As a couple or family, you accommodate, you learn to shift plans, hopefully without too much ado. Using an analogy, this entity reminds me of the present. It’s COVID-19 time, and now comes Christmas when I really, really, really want to spend it as usual with my son and family. We won’t get to spend it with our three grandchildren. I can’t watch them open their presents. We can’t laugh with them, hug them, or even just hang out with them. My husband and I refuse to expose ourselves to COVID and risk our lives and leaving our grandchildren without a grandparent, our son without a parent. I know I’ll cry this year when we open presents. I so want to see them to hug, to tease them, and be teased. But that is different; COVID-19 can be temporary even if it lasts for a year or two, and even if we don’t get infected. Still, COVID-19 is a disruptive disease that can result sometimes in death, but can more frequently be an intrusion on life. Next Christmas, when the pandemic will be over, hopefully, Christmas can be back to normal. While we may not feel it now, COVID is temporary. Ending this analogy on the pandemic, I return to those situations, those diagnoses, that don’t go away. 

This salad of letters, be it PD, TBI, PTSD, MS or any other, does not stop one day. It’s a lifetime issue. Its hallmark is that it is not going to go away. Further, it’s unpredictable. This may be a good day, or even a good hour or moment, but that doesn’t say the next one will be. Anything can happen. Dressed and ready to go to an event, the person may suddenly say,

“I need a nap.”

“I’m having a panic attack.”

“I’m having a seizure.”

These are real events that can happen at any given moment, but when they happen, they happen in the now, in the right now, at this very second. Plans change on a moment’s notice, no matter how inconvenient. The bigger reality walks in the room like a mastodon, whale or planet.

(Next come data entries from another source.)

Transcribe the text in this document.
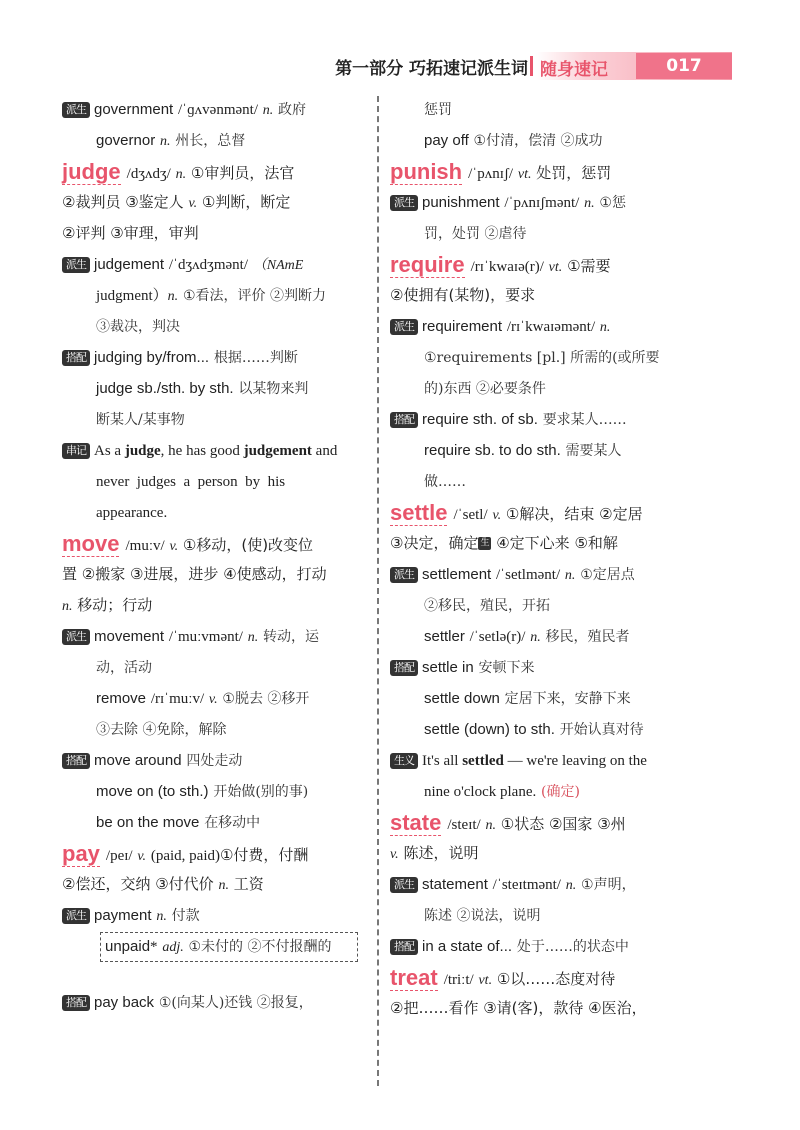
第一部分 巧拓速记派生词 随身速记	017
派生 government /ˈɡʌvənmənt/ n. 政府
governor n. 州长，总督
judge /dʒʌdʒ/ n. ①审判员，法官
②裁判员 ③鉴定人 v. ①判断，断定
②评判 ③审理，审判
派生 judgement /ˈdʒʌdʒmənt/ （NAmE
judgment）n. ①看法，评价 ②判断力
③裁决，判决
搭配 judging by/from... 根据……判断
judge sb./sth. by sth. 以某物来判
断某人/某事物
串记 As a judge, he has good judgement and
never  judges  a  person  by  his
appearance.
move /muːv/ v. ①移动，(使)改变位
置 ②搬家 ③进展，进步 ④使感动，打动
n. 移动；行动
派生 movement /ˈmuːvmənt/ n. 转动，运
动，活动
remove /rɪˈmuːv/ v. ①脱去 ②移开
③去除 ④免除，解除
搭配 move around 四处走动
move on (to sth.) 开始做(别的事)
be on the move 在移动中
pay /peɪ/ v. (paid, paid)①付费，付酬
②偿还，交纳 ③付代价 n. 工资
派生 payment n. 付款
unpaid* adj. ①未付的 ②不付报酬的
搭配 pay back ①(向某人)还钱 ②报复，
惩罚
pay off ①付清，偿清 ②成功
punish /ˈpʌnɪʃ/ vt. 处罚，惩罚
派生 punishment /ˈpʌnɪʃmənt/ n. ①惩
罚，处罚 ②虐待
require /rɪˈkwaɪə(r)/ vt. ①需要
②使拥有(某物)，要求
派生 requirement /rɪˈkwaɪəmənt/ n.
①requirements [pl.] 所需的(或所要
的)东西 ②必要条件
搭配 require sth. of sb. 要求某人……
require sb. to do sth. 需要某人
做……
settle /ˈsetl/ v. ①解决，结束 ②定居
③决定，确定 生 ④定下心来 ⑤和解
派生 settlement /ˈsetlmənt/ n. ①定居点
②移民，殖民，开拓
settler /ˈsetlə(r)/ n. 移民，殖民者
搭配 settle in 安顿下来
settle down 定居下来，安静下来
settle (down) to sth. 开始认真对待
生义 It's all settled — we're leaving on the
nine o'clock plane. (确定)
state /steɪt/ n. ①状态 ②国家 ③州
v. 陈述，说明
派生 statement /ˈsteɪtmənt/ n. ①声明，
陈述 ②说法，说明
搭配 in a state of... 处于……的状态中
treat /triːt/ vt. ①以……态度对待
②把……看作 ③请(客)，款待 ④医治，
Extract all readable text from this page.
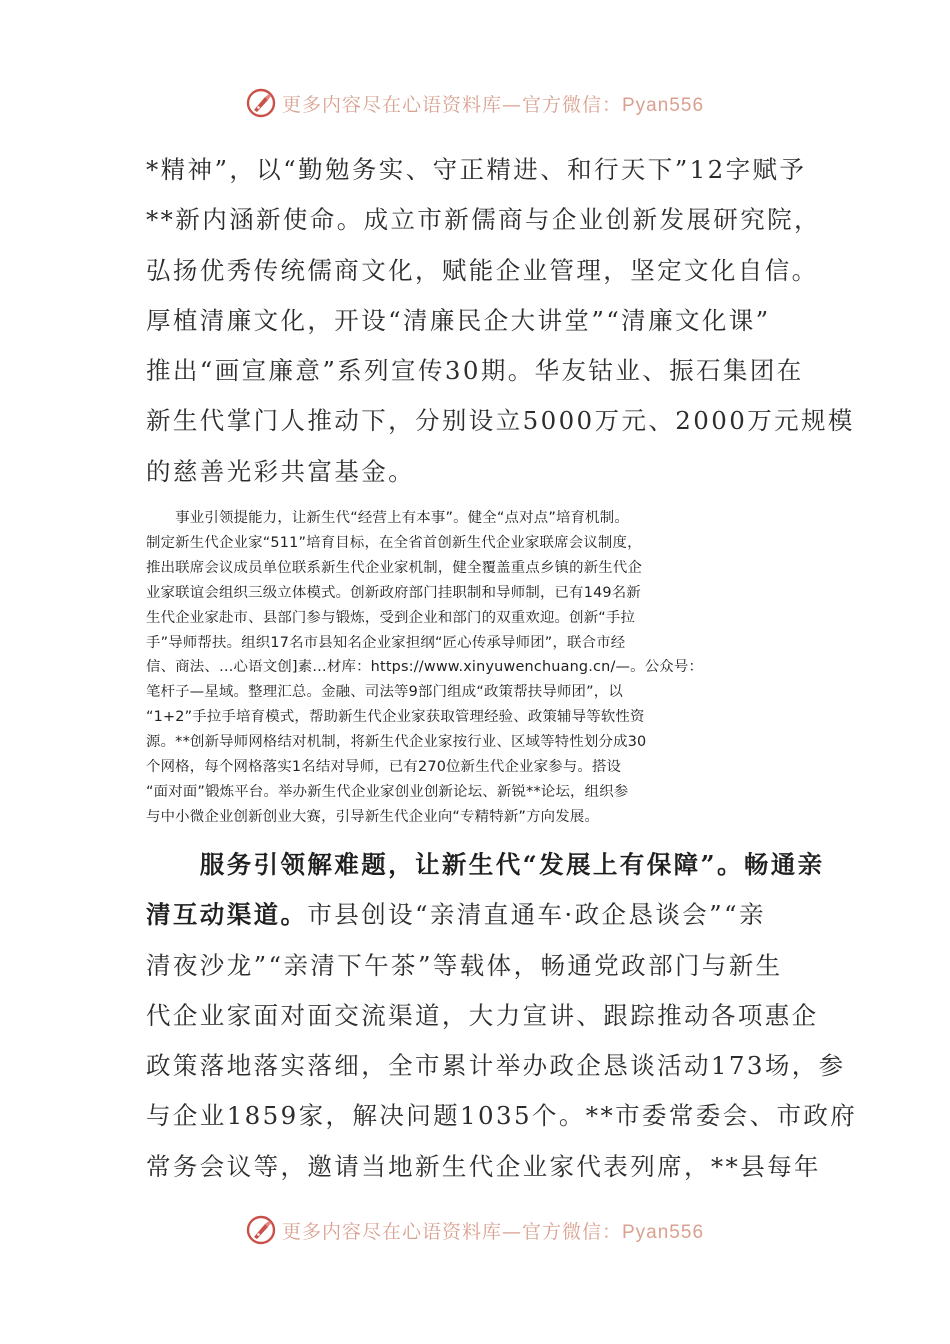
更多内容尽在心语资料库—官方微信：Pyan556
*精神”，以“勤勉务实、守正精进、和行天下”12字赋予
**新内涵新使命。成立市新儒商与企业创新发展研究院，
弘扬优秀传统儒商文化，赋能企业管理，坚定文化自信。
厚植清廉文化，开设“清廉民企大讲堂”“清廉文化课”
推出“画宣廉意”系列宣传30期。华友钴业、振石集团在
新生代掌门人推动下，分别设立5000万元、2000万元规模
的慈善光彩共富基金。
　　事业引领提能力，让新生代“经营上有本事”。健全“点对点”培育机制。
制定新生代企业家“511”培育目标，在全省首创新生代企业家联席会议制度，
推出联席会议成员单位联系新生代企业家机制，健全覆盖重点乡镇的新生代企
业家联谊会组织三级立体模式。创新政府部门挂职制和导师制，已有149名新
生代企业家赴市、县部门参与锻炼，受到企业和部门的双重欢迎。创新“手拉
手”导师帮扶。组织17名市县知名企业家担纲“匠心传承导师团”，联合市经
信、商法、…心语文创]素…材库：https://www.xinyuwenchuang.cn/—。公众号：
笔杆子—星域。整理汇总。金融、司法等9部门组成“政策帮扶导师团”，以
“1+2”手拉手培育模式，帮助新生代企业家获取管理经验、政策辅导等软性资
源。**创新导师网格结对机制，将新生代企业家按行业、区域等特性划分成30
个网格，每个网格落实1名结对导师，已有270位新生代企业家参与。搭设
“面对面”锻炼平台。举办新生代企业家创业创新论坛、新锐**论坛，组织参
与中小微企业创新创业大赛，引导新生代企业向“专精特新”方向发展。
　　服务引领解难题，让新生代“发展上有保障”。畅通亲
清互动渠道。市县创设“亲清直通车·政企恳谈会”“亲
清夜沙龙”“亲清下午茶”等载体，畅通党政部门与新生
代企业家面对面交流渠道，大力宣讲、跟踪推动各项惠企
政策落地落实落细，全市累计举办政企恳谈活动173场，参
与企业1859家，解决问题1035个。**市委常委会、市政府
常务会议等，邀请当地新生代企业家代表列席，**县每年
更多内容尽在心语资料库—官方微信：Pyan556
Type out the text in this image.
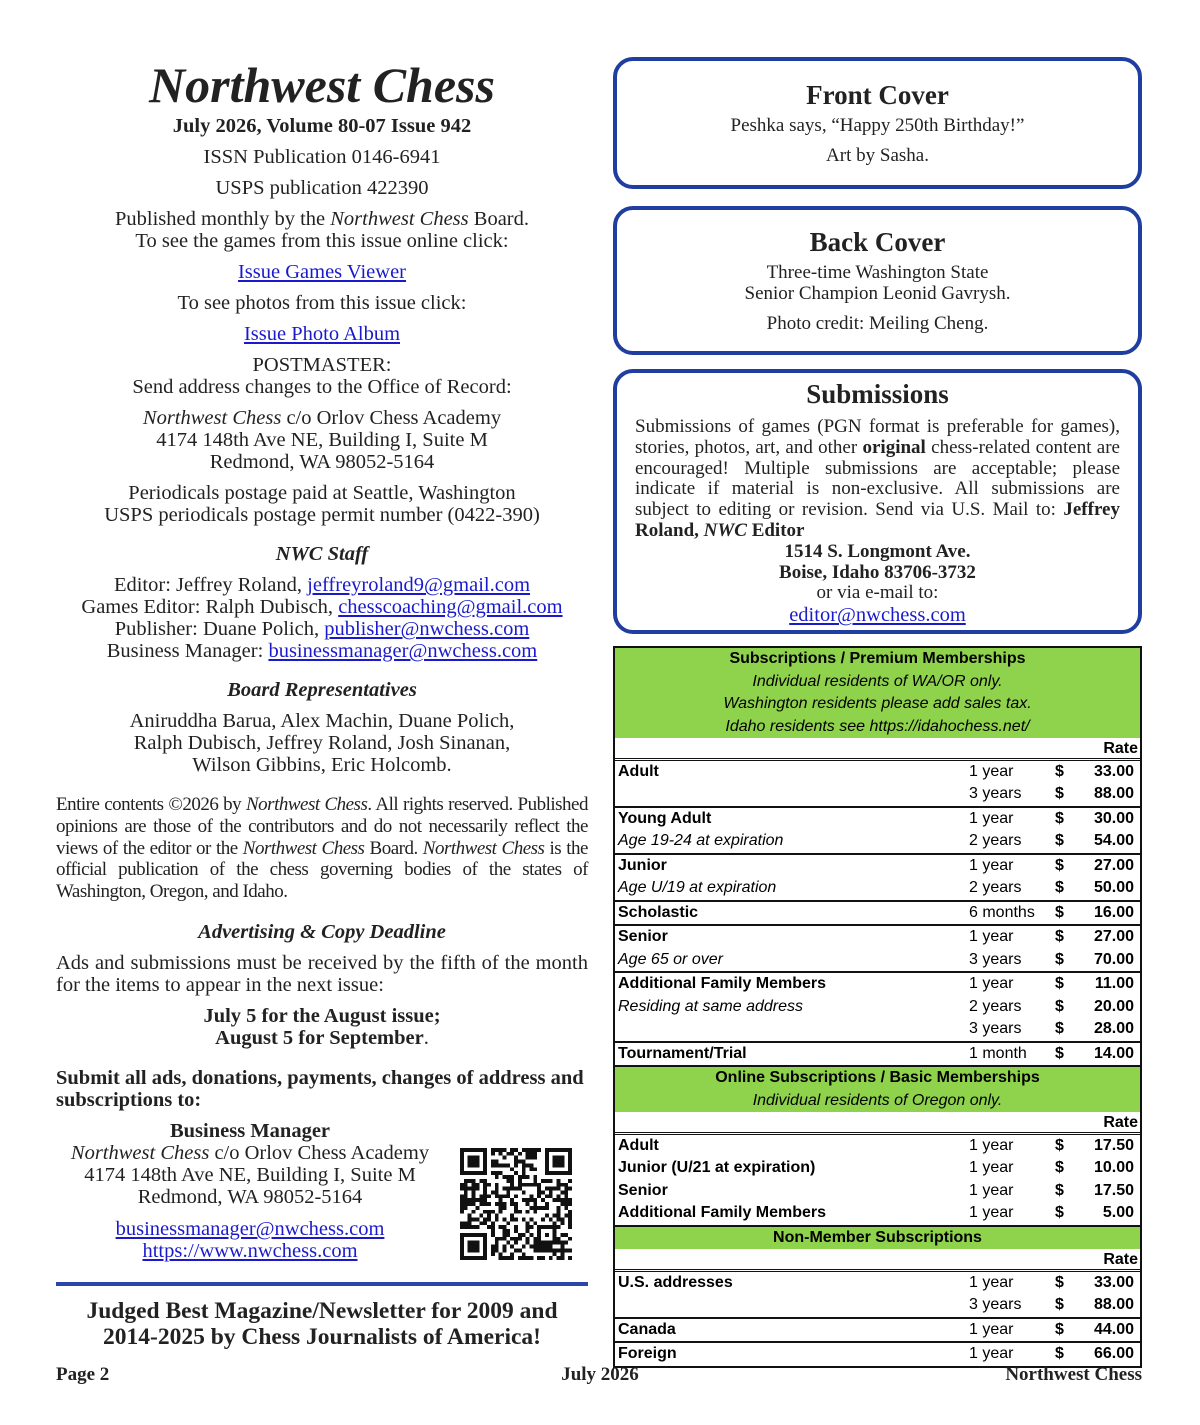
Northwest Chess
July 2026, Volume 80-07 Issue 942
ISSN Publication 0146-6941
USPS publication 422390
Published monthly by the Northwest Chess Board.
To see the games from this issue online click:
Issue Games Viewer
To see photos from this issue click:
Issue Photo Album
POSTMASTER:
Send address changes to the Office of Record:
Northwest Chess c/o Orlov Chess Academy
4174 148th Ave NE, Building I, Suite M
Redmond, WA 98052-5164
Periodicals postage paid at Seattle, Washington
USPS periodicals postage permit number (0422-390)
NWC Staff
Editor: Jeffrey Roland, jeffreyroland9@gmail.com
Games Editor: Ralph Dubisch, chesscoaching@gmail.com
Publisher: Duane Polich, publisher@nwchess.com
Business Manager: businessmanager@nwchess.com
Board Representatives
Aniruddha Barua, Alex Machin, Duane Polich,
Ralph Dubisch, Jeffrey Roland, Josh Sinanan,
Wilson Gibbins, Eric Holcomb.
Entire contents ©2026 by Northwest Chess. All rights reserved. Published opinions are those of the contributors and do not necessarily reflect the views of the editor or the Northwest Chess Board. Northwest Chess is the official publication of the chess governing bodies of the states of Washington, Oregon, and Idaho.
Advertising & Copy Deadline
Ads and submissions must be received by the fifth of the month for the items to appear in the next issue:
July 5 for the August issue;
August 5 for September.
Submit all ads, donations, payments, changes of address and subscriptions to:
Business Manager
Northwest Chess c/o Orlov Chess Academy
4174 148th Ave NE, Building I, Suite M
Redmond, WA 98052-5164
businessmanager@nwchess.com
https://www.nwchess.com
Judged Best Magazine/Newsletter for 2009 and
2014-2025 by Chess Journalists of America!
Front Cover
Peshka says, “Happy 250th Birthday!”
Art by Sasha.
Back Cover
Three-time Washington State
Senior Champion Leonid Gavrysh.
Photo credit: Meiling Cheng.
Submissions
Submissions of games (PGN format is preferable for games), stories, photos, art, and other original chess-related content are encouraged! Multiple submissions are acceptable; please indicate if material is non-exclusive. All submissions are subject to editing or revision. Send via U.S. Mail to: Jeffrey Roland, NWC Editor
1514 S. Longmont Ave.
Boise, Idaho 83706-3732
or via e-mail to:
editor@nwchess.com
Subscriptions / Premium Memberships
Individual residents of WA/OR only.
Washington residents please add sales tax.
Idaho residents see https://idahochess.net/
Rate
Adult	1 year	$ 33.00
3 years $ 88.00
Young Adult	1 year	$ 30.00
Age 19-24 at expiration	2 years $ 54.00
Junior	1 year	$ 27.00
Age U/19 at expiration	2 years $ 50.00
Scholastic	6 months $ 16.00
Senior	1 year	$ 27.00
Age 65 or over	3 years $ 70.00
Additional Family Members	1 year	$ 11.00
Residing at same address	2 years $ 20.00
3 years $ 28.00
Tournament/Trial	1 month $ 14.00
Online Subscriptions / Basic Memberships
Individual residents of Oregon only.
Rate
Adult	1 year	$ 17.50
Junior (U/21 at expiration)	1 year	$ 10.00
Senior	1 year	$ 17.50
Additional Family Members	1 year	$ 5.00
Non-Member Subscriptions
Rate
U.S. addresses	1 year	$ 33.00
3 years $ 88.00
Canada	1 year	$ 44.00
Foreign	1 year	$ 66.00
Page 2	July 2026	Northwest Chess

So what to do? Stay home all the time? No, you make a situational decision about what to do—stay home or go for a short while.

Each day is a new and different day. We’re all aware of that. Even every day at work or home has its differences, but there is a routine, a pattern. What most people are not aware of, though, is the limit of options because of the impact of a disease. Whatever the routine may be, it can disappear in a second. Whatever your plan, whatever you had your heart set on, when the bigger reality walks in the room, the plan has to change.

In many of these situations, each family has at least one caregiver. The son or daughter who lies in front of the door so a parent, in the middle of a nighttime PTSD episode, does not walk out of the house and begin to wander the neighborhood. The service dog who knows better than any human that their owner is having a panic attack and puts his head in the person’s lap, then waits for the calming to come. The husband who tells his wife that she needs to take a nap right now. The wife gently guides her husband to a chair before he falls. The son, in the back seat, senses his mother panic when she comes across road cones at night and he sits forward and guides her through the construction cones. The dentist who sits and talks with someone who may not be okay at the moment till he ascertains all is well enough for her to drive home.

These are the caregivers who take care of the person they know. Thus, the impact of the disease, any long-term disease, syndrome, or disorder that won’t go away, means that someone needs someone present who knows what to do and how to do it with composure, someone who can deal calmly with this third roommate, this third entity.